Le Manchot se remit à frapper le maillage, encore et encore, avant de s’arrêter de nouveau. Cette fois, le démon poussa un cri perçant et cala ses pieds avant d’assener de nouveau son unique bras, toutes griffes dehors, sur les protections. Comme s’il appuyait sur une paroi de verre, le démon se pencha en avant et hurla de douleur tout en augmentant la pression contre les runes. Là où ses griffes touchaient la barrière, une intense magie se répandait et, sous le poids du démon, elle ployait de façon visible dans l’air.
Avec un bruit qui glaça même le sang d’Arlen, le démon de pierre fléchit ses jambes cuirassées et traversa le filet de protection pour tomber dans le cercle. Fend l’Aube gémit et tira sur ses entraves.
Arlen se leva en même temps que le Manchot et leurs regards se croisèrent. Les démons de sable, plus faibles, tentaient désespérément de réitérer l’exploit du Manchot, mais les plaques de protection avaient été espacées d’une façon précise et aucune autre créature ne pouvait rassembler la force nécessaire pour traverser. Les petits chtoniens hurlèrent de frustration face à la barrière en assistant à la confrontation qui avait lieu à l’intérieur du cercle.
Même s’il avait grandi depuis leur première rencontre, Arlen se sentait aussi minuscule face au Manchot que lors de cette terrifiante première nuit. De ses pieds griffus jusqu’au bout de ses cornes, le démon de pierre mesurait près de cinq mètres, trois fois la taille d’un homme. Arlen était obligé de lever la tête pour croiser le regard du chtonien, rivé sur lui.

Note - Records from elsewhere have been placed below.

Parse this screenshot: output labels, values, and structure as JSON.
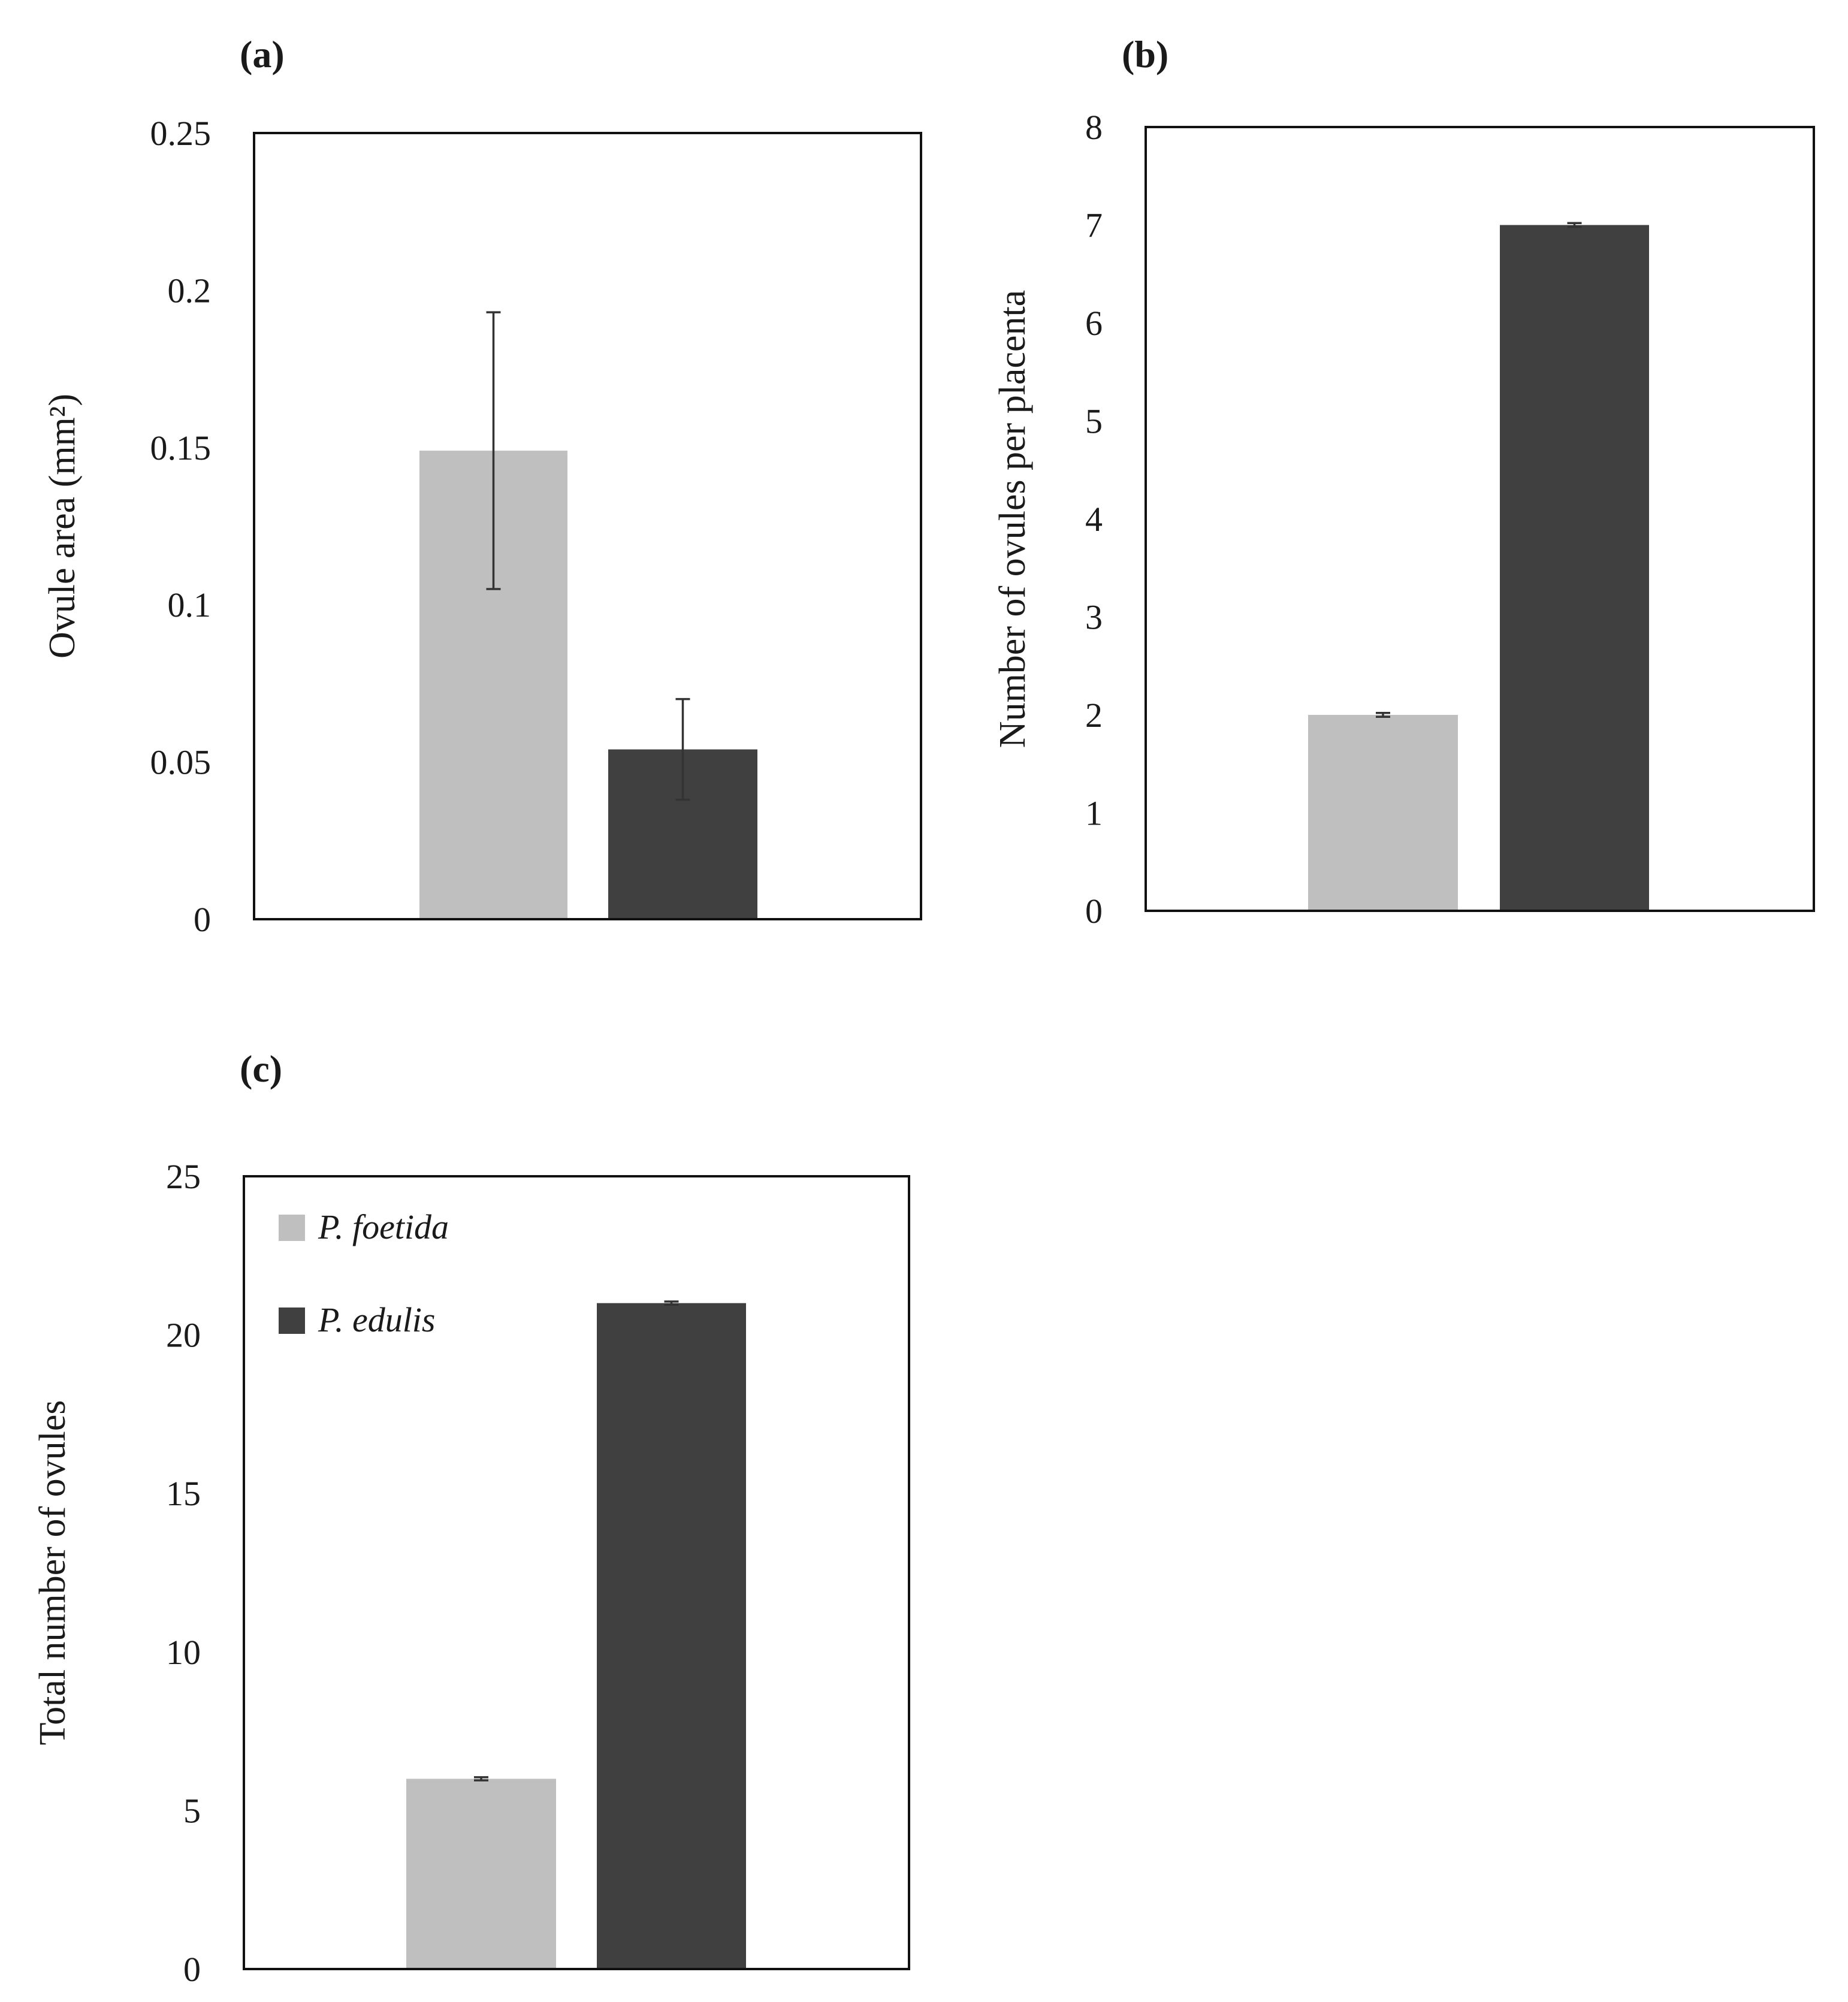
{
  "figure": {
    "legend": {
      "items": [
        {
          "label": "P. foetida",
          "color": "#bfbfbf"
        },
        {
          "label": "P. edulis",
          "color": "#404040"
        }
      ]
    }
  },
  "chart_data": [
    {
      "id": "a",
      "type": "bar",
      "panel_label": "(a)",
      "ylabel": "Ovule area (mm²)",
      "ylim": [
        0,
        0.25
      ],
      "yticks": [
        "0",
        "0.05",
        "0.1",
        "0.15",
        "0.2",
        "0.25"
      ],
      "ytick_values": [
        0,
        0.05,
        0.1,
        0.15,
        0.2,
        0.25
      ],
      "categories": [
        "P. foetida",
        "P. edulis"
      ],
      "values": [
        0.149,
        0.054
      ],
      "errors": [
        0.044,
        0.016
      ],
      "colors": [
        "#bfbfbf",
        "#404040"
      ],
      "legend": false
    },
    {
      "id": "b",
      "type": "bar",
      "panel_label": "(b)",
      "ylabel": "Number of ovules per placenta",
      "ylim": [
        0,
        8
      ],
      "yticks": [
        "0",
        "1",
        "2",
        "3",
        "4",
        "5",
        "6",
        "7",
        "8"
      ],
      "ytick_values": [
        0,
        1,
        2,
        3,
        4,
        5,
        6,
        7,
        8
      ],
      "categories": [
        "P. foetida",
        "P. edulis"
      ],
      "values": [
        2,
        7
      ],
      "errors": [
        0.02,
        0.02
      ],
      "colors": [
        "#bfbfbf",
        "#404040"
      ],
      "legend": false
    },
    {
      "id": "c",
      "type": "bar",
      "panel_label": "(c)",
      "ylabel": "Total number of ovules",
      "ylim": [
        0,
        25
      ],
      "yticks": [
        "0",
        "5",
        "10",
        "15",
        "20",
        "25"
      ],
      "ytick_values": [
        0,
        5,
        10,
        15,
        20,
        25
      ],
      "categories": [
        "P. foetida",
        "P. edulis"
      ],
      "values": [
        6,
        21
      ],
      "errors": [
        0.05,
        0.05
      ],
      "colors": [
        "#bfbfbf",
        "#404040"
      ],
      "legend": true,
      "legend_position": "top-left"
    }
  ]
}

La gueule du Manchot s’ouvrit, révélant des rangées de dents aiguisées comme des lames, couvertes de bave, et la créature fit jouer ses griffes semblables à des poignards pour provoquer son adversaire. Il bomba son torse cuirassé d’une carapace noire qu’aucune arme connue ne pouvait percer. Sa queue couverte de piques, qui battait de gauche à droite, aurait pu faire voler un cheval d’un simple coup. Son corps fumait, car il s’était brûlé en traversant le filet, mais l’évidente souffrance ne semblait que le rendre plus dangereux : un titan devenu fou de douleur.
Arlen sortit du cercle en serrant dans ses mains la lance de métal.